Depletion of CIB1 by RNAi potentiates ASK1 activation and apoptosis induced by 6-OHDA or by TNF-α. (A) SH-SY5Y cells expressing a control siRNA or CIB1 siRNA were incubated in the absence or presence of 6-OHDA (100 μM) for 1 h, lysed, and examined for ASK1 activity by immune complex kinase assay (Left). Alternatively, the cells were incubated first in the absence or presence of 6-OHDA (100 μM) for 2 h and then without 6-OHDA for an additional 12 h. The cells were stained with annexin V and PI, and the percentage of apoptotic cells was determined by flow cytometry (Right). (B) MCF7 cells expressing a control siRNA or CIB1 siRNA were incubated in the absence or presence of TNFα (20 ng/mL) for 20 min, lysed, and assayed for ASK1 activity (Left) by immune complex kinase assay. Alternatively, the cells were incubated in the absence or presence of TNF-α (20 ng/mL) plus cycloheximide (3 ng/mL) for 20 h and then examined for apoptosis (Right) as in A. Data from apoptosis assays in A and B are means ± SD of values from three independent experiments.
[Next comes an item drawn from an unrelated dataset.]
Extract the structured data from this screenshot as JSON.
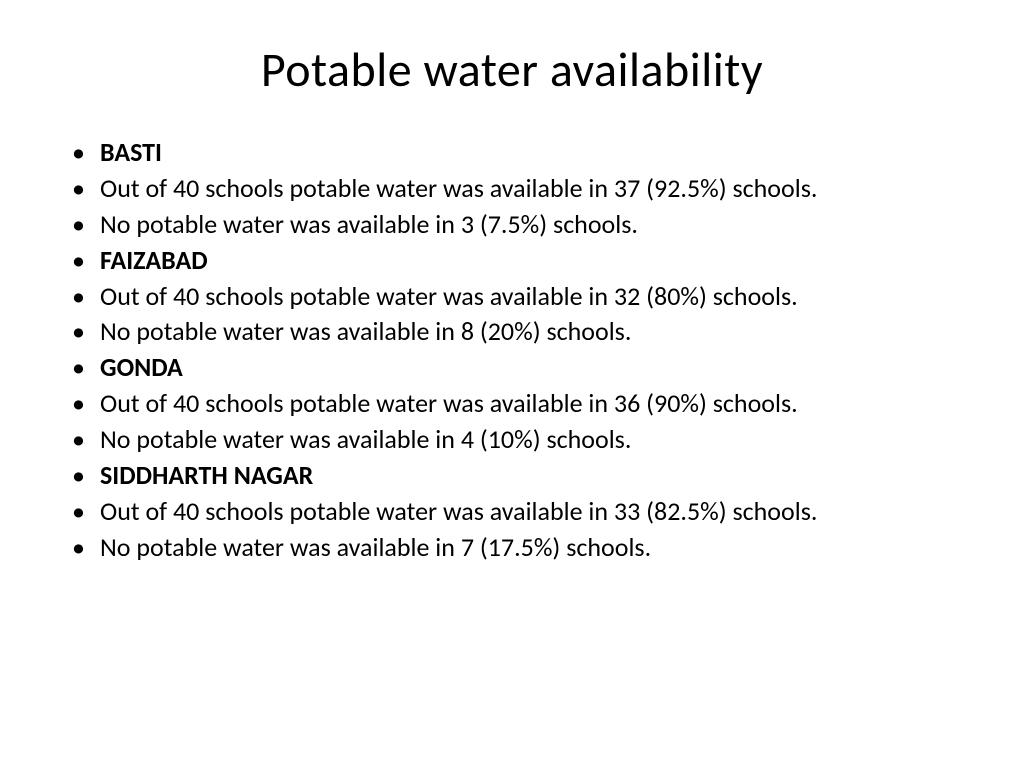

KCl-elicited Ca²⁺ influx reverses the inhibitory action of CIB1 on 6-OHDA-induced ASK1 activation and cell death in rat mesencephalic dopaminergic neurons. Primary mesencephalic neurons were transfected for 48 h with control or rat CIB1 siRNA oligonucleotides. The neurons were untreated or treated with 50 μM 6-OHDA for 50 min and then incubated for 10 min in the absence or presence of KCl (40 mM) alone or together with BAPTA-AM (2.5 μM), as indicated. The cells were lysed and then assayed for ASK1 activity (A) or incubated for an additional 24 h in Neurobasal medium, and subjected to immunocytochemistry with anti-TH antibody (B). (B) Shown are representative images of the stained cells (Lower) (scale bar, 100 μm), and the viability of TH-positive neurons (Upper) as a percentage of that for untreated control siRNA-transfected cells. Data are means ± SD of values from three independent experiments. *, P < 0.01 represents the result of Student's t test for control siRNA-transfected cells with no treatment versus those with 6-OHDA treatment. **, P < 0.01 for differences between control siRNA-transfected cells treated with 6-OHDA and those treated with 6-OHDA + KCl. ***, P < 0.01 for differences between control siRNA-transfected cells treated with 6-OHDA + KCl and those treated with 6-OHDA + KCl + BAPTA-AM. *, P < 0.01 for differences between CIB1 siRNA-transfected cells with no treatment and those with 6-OHDA treatment. ●, P < 0.01 for differences between control siRNA-transfected cells treated with 6-OHDA and CIB1 siRNA-transfected cells treated with 6-OHDA. NS, no significance between the indicated paired data.